[78-L] recording sessions on lacquers began . . . ?

David Lennick dlennick at sympatico.ca
Sat Apr 21 07:13:41 PDT 2012


As I understand it, Columbia began recording 33RPM safeties alongside the 78RPM 
masters in 1939, and then decided to use the 33RPMs as source material soon 
thereafter. Decca bought World during the AFM ban and when it ended in the fall 
of 1943, everything was being cut first at 33. There were definitely other 
labels dubbing 78 masters from 33s..Varsity for one (check out the two very 
different issues of "She Had To Go and Lose it at the Astor", which when 
adjusted for speed differences are the same take, and a 45RPM issue of Jan 
Peerce's "Vesti la Giubba" which is full of 33RPM surface noise).

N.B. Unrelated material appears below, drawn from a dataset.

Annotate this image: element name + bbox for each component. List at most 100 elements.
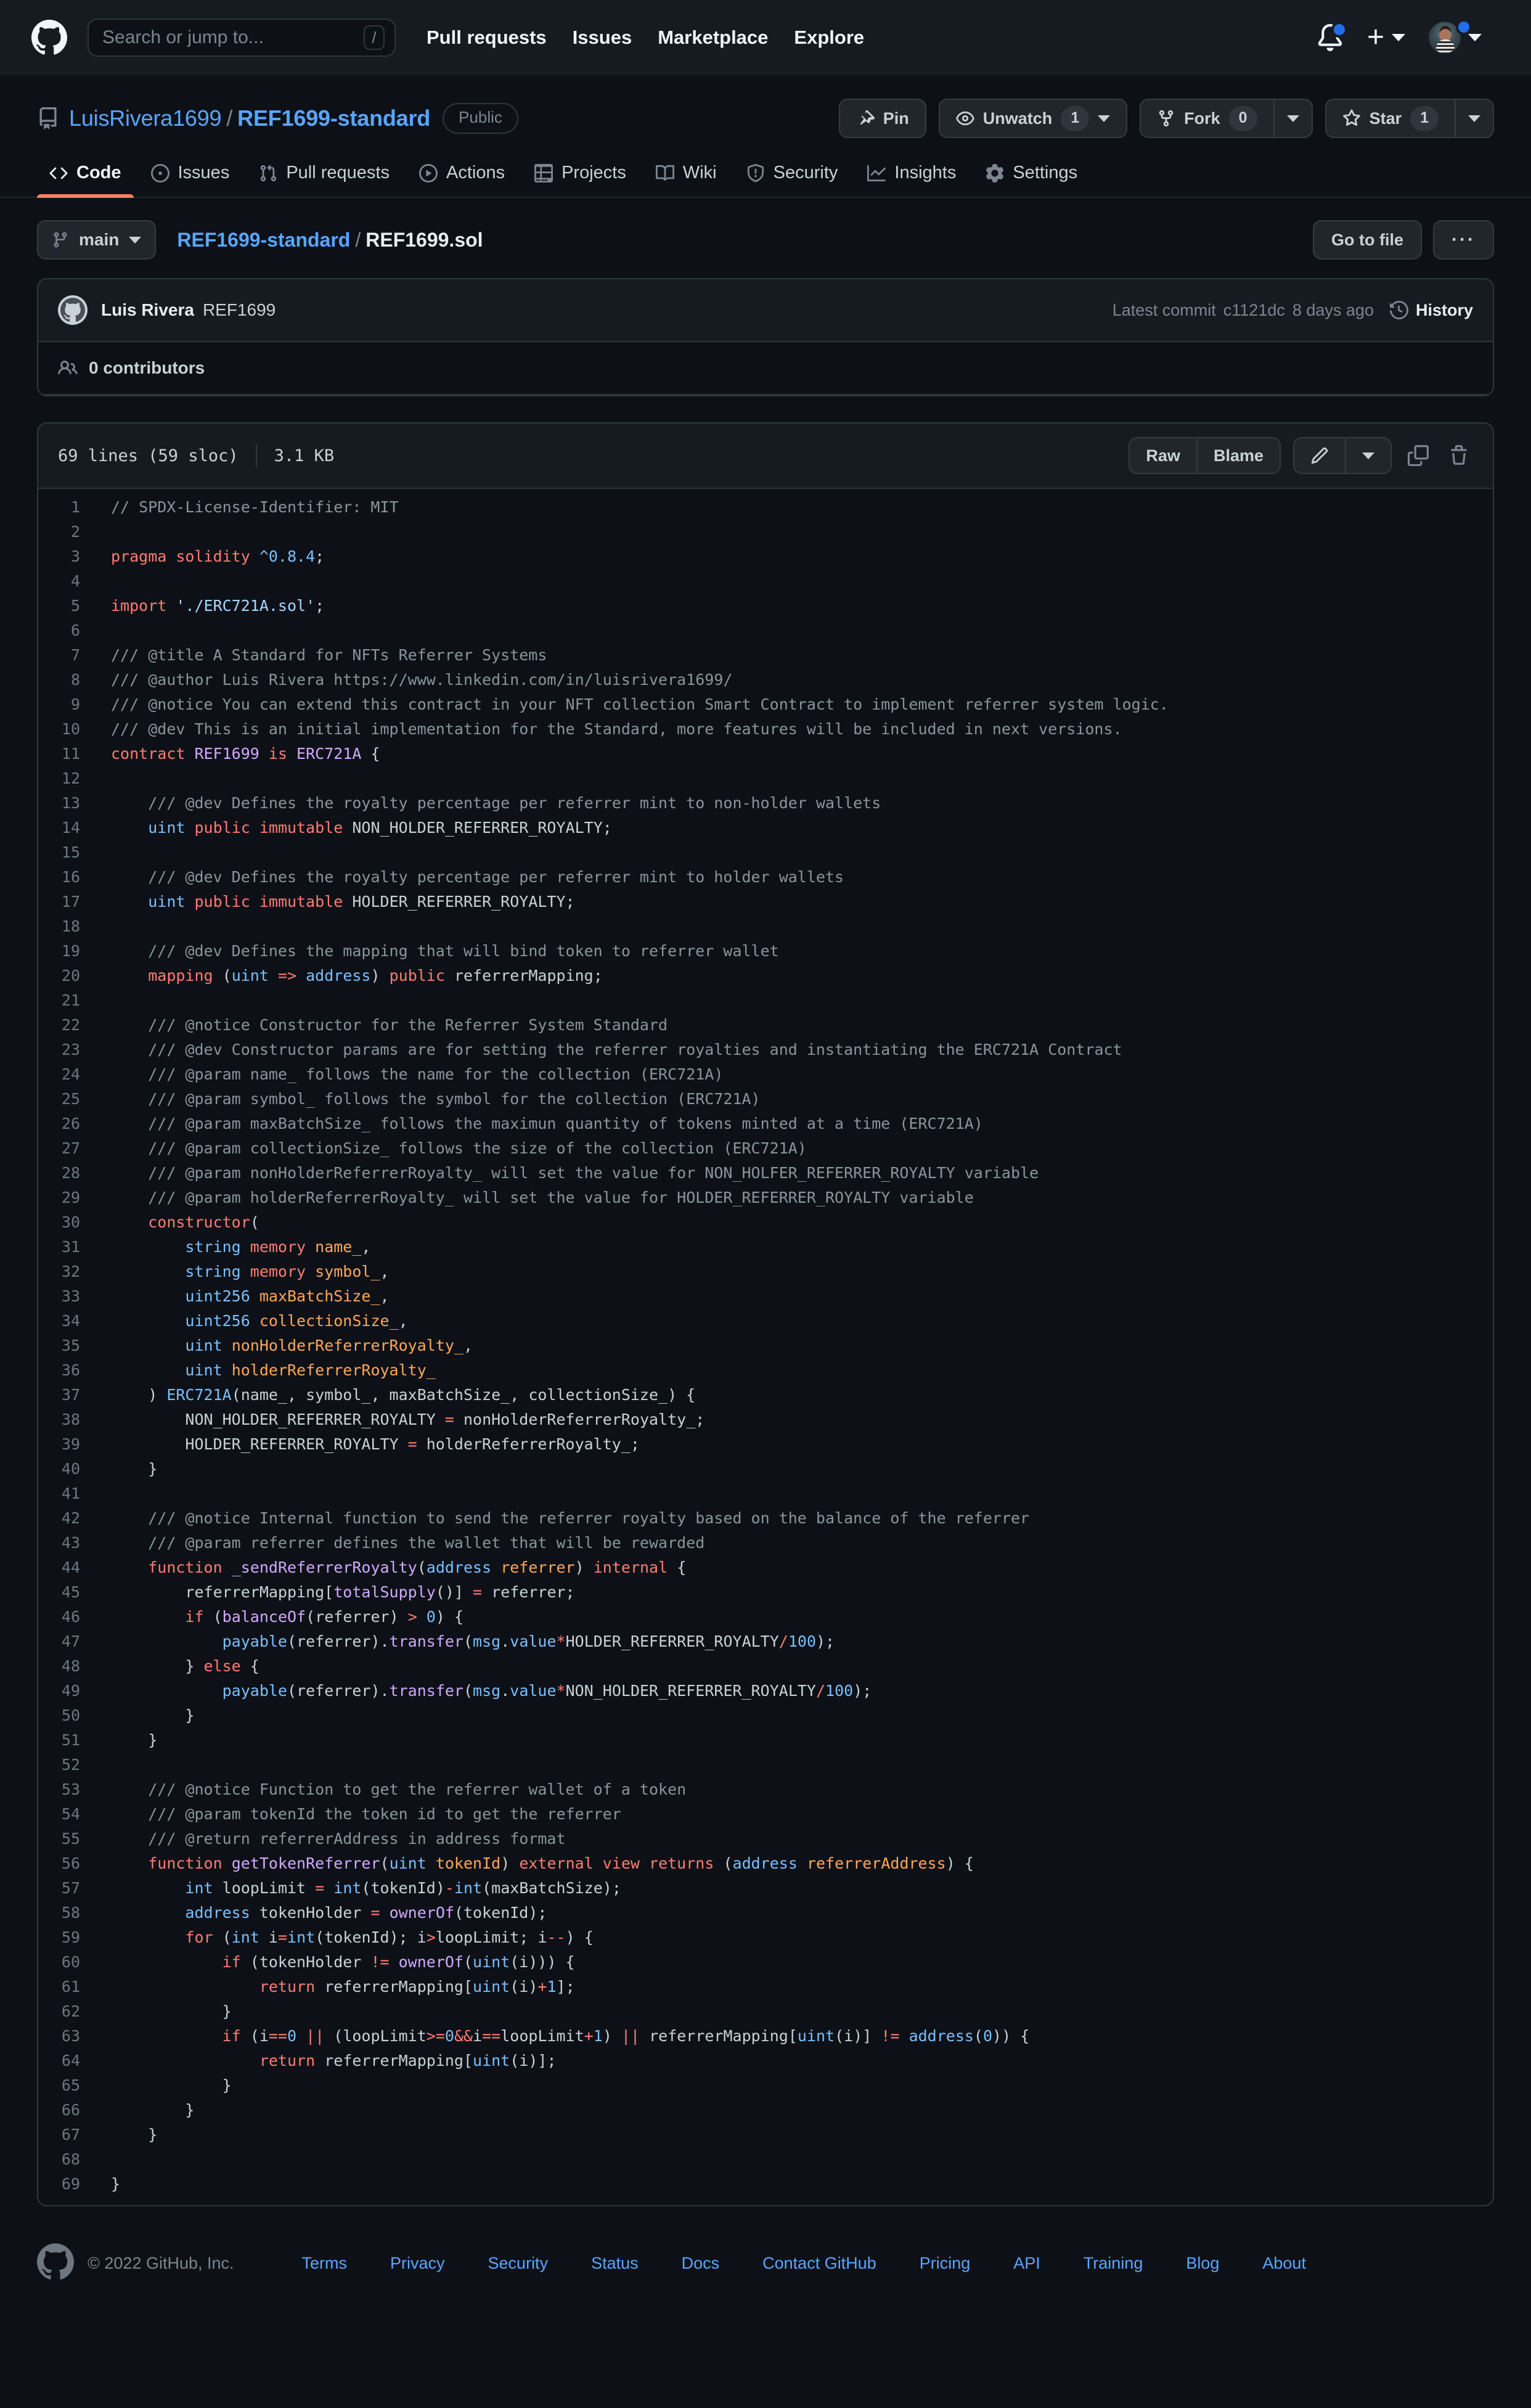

As for Victor, Jack Mirtle in his Spike Jones book says that original sessions 
began to be cut on 33RPM lacquers in 1944, but from the ghastly quality of the 
issued records from this time, it sounds as if dubs were made and then 
re-dubbed and the original lacquers tossed or scrapped or recycled. I think 
there's a note in a Koussevitzky discography (ARSC Journal) that refers to 
33rpm safety copies in the late 40s. Anyone know for sure?

dl

On 4/21/2012 9:10 AM, Milan P Milovanovic wrote:
> And may I ask one further question: were master 78 rpm discs (that went
> later on electroplating) cut directly from the console output or these were
> dubs from 16" master/safety discs used for recording everything in studio
> during session?
>
> It is interesting that in "Orchestra Wives" (1942) Miller's band is
> portrayed while doing recording session on 78 rpm lacqer discs.
>
> Thank you.
>
> ----- Original Message -----
> From: "Randy Watts"<rew1014 at yahoo.com>
> To: "78-L Mail List"<78-l at klickitat.78online.com>
> Sent: Saturday, April 21, 2012 3:24 AM
> Subject: [78-L] recording sessions on lacquers began . . . ?
>
>
> When did Victor and Columbia begin recording sessions onto 16-inch lacquers?